年の差契約婚~お別れするはずが、冷徹御曹司の愛が溢れて離してくれません~



文句を言いたい気持ちがヒシヒシと伝わってきた。しかし、それよりも先に私がお義母さんのプロデュースしたブランドのドレスを着ていないことに気づいたようだった。

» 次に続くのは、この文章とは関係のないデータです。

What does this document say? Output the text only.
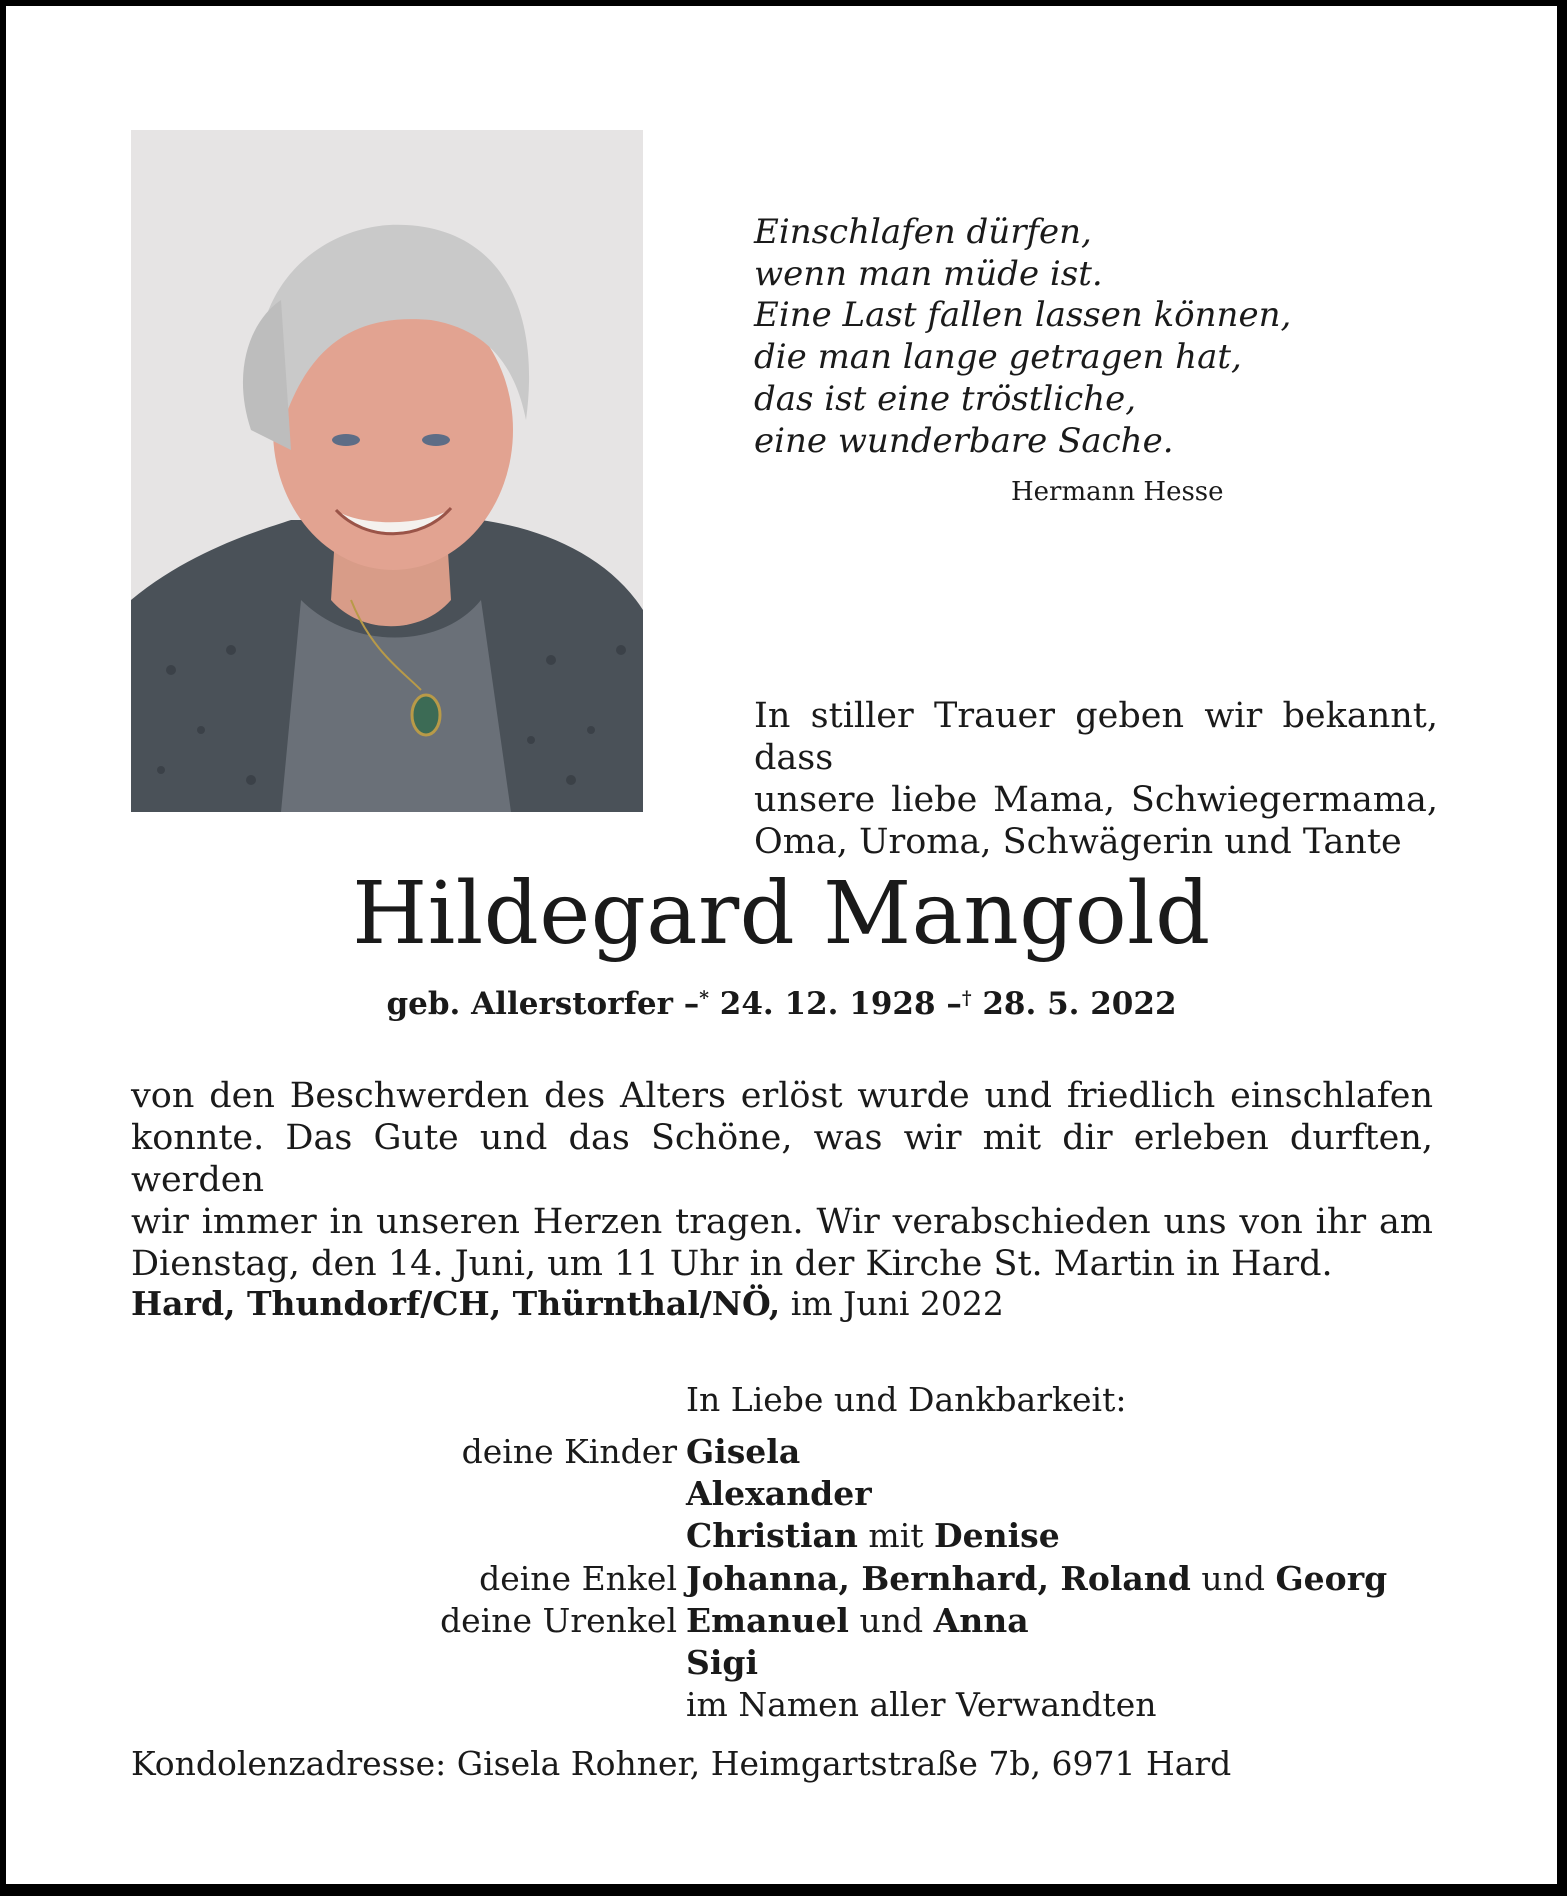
Einschlafen dürfen,
wenn man müde ist.
Eine Last fallen lassen können,
die man lange getragen hat,
das ist eine tröstliche,
eine wunderbare Sache.
Hermann Hesse
In stiller Trauer geben wir bekannt, dass
unsere liebe Mama, Schwiegermama,
Oma, Uroma, Schwägerin und Tante
Hildegard Mangold
geb. Allerstorfer –* 24. 12. 1928 –† 28. 5. 2022
von den Beschwerden des Alters erlöst wurde und friedlich einschlafen
konnte. Das Gute und das Schöne, was wir mit dir erleben durften, werden
wir immer in unseren Herzen tragen. Wir verabschieden uns von ihr am
Dienstag, den 14. Juni, um 11 Uhr in der Kirche St. Martin in Hard.
Hard, Thundorf/CH, Thürnthal/NÖ, im Juni 2022
In Liebe und Dankbarkeit:
deine Kinder Gisela
Alexander
Christian mit Denise
deine Enkel Johanna, Bernhard, Roland und Georg
deine Urenkel Emanuel und Anna
Sigi
im Namen aller Verwandten
Kondolenzadresse: Gisela Rohner, Heimgartstraße 7b, 6971 Hard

「へぇ、マイルス・モートのドレス?あなたにはまだ早いんじゃなくて?」

きっと何か言ってくると思ってた。
この人は私のすること全てに文句を付けたいんだろう。

でももう傷つかない。
私は今後園城さんのお義母さんと付き合っていく必要のない人間だ。そう考えると重たい楔が外れたかのように気持ちが楽になった。

「ドレスが子どもっぽく見えるわ」

好き勝手言えばいい。
もうあなたの言葉でいちいち傷ついたりしない。

「ドレスは着る相手を選ぶわ。このブランドはあなたのものじゃないって言ってるようね」

くすくすとバカにしたように笑うお義母さん。いつもならぎゅっと手を握りしめて耐えているだろう。

でも、今私の中で何かが吹っ切れた。

ふっ、と笑みが溢れてくる。
怖くはなかった。

「このドレスは悟さんが選んで下さったんです。"いつも着ているドレスよりも"似合うって悟さんは言ってくれました。とてもお気に入りのドレスです」

ニッコリと笑顔を作って伝えると、お義母さんは目を見開いた後、ワナワナと身体を震わせた。

まさか私が反抗してくるとは、夢にも思わなかったんだろう。